Posted on 11/23/2011 8:39:23 AM PST by marshmallow

There he goes again. Embattled Catholic law professor and former Obama ambassador to Malta, Douglas Kmiec, is back defending the pro-abortion president to Catholics, this time over conscience issues.

Writing in the National Catholic Reporter today, Kmiec essentially tells Catholics to get over the fact that the Obama administration is dangerously close to adopting new Obamacare rules that will require insurance companies and religious organizations to pay for insurance that will cover birth control, contraception, and drugs that can sometimes cause abortions.

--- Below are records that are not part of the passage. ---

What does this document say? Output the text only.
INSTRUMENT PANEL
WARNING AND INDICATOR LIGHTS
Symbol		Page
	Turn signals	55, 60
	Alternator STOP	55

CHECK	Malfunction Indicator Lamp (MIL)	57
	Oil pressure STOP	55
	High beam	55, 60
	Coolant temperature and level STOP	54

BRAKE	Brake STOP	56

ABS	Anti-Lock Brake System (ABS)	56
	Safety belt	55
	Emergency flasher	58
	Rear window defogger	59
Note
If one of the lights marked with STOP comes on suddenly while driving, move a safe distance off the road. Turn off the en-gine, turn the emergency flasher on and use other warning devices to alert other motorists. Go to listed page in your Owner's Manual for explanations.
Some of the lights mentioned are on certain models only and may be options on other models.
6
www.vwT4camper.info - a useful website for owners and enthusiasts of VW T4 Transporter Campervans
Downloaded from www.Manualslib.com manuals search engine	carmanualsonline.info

Without saying so directly, Kmiec essentially takes on the Catholic bishops and their argument that the Obama administration is about to trample on the rights of Catholics and other religious groups that don’t want to be required to pay for insurance that violates their moral or religious views.

“Sometimes one is tempted to say a plague on both your houses. We’re not even close to the 2012 election season and already there are overheated claims that the Obama administration is at war with Catholics,” he claims. “It is not.”

“One of the most attractive aspects of President Barack Obama is the significance of faith in his life,” Kmiec adds — which is at odds with Obama’s aggressive promotion of abortion during his administration and condemnation of pro-life advocates and conservative voters as ones who “cling to” their religion.

Kmiec goes further and essentially tells Catholics to shut up about Obama’s impending decision on Obamacare.

“If the law allows for religious beliefs to be observed or unobserved as the authoritative family member may decide, the church really should not complain about the president if its own believer makes the wrong choice in terms of Catholic doctrine,” he says. “In such circumstance, the church’s focus should be upon the education and conversion of heart of its own believer, not.........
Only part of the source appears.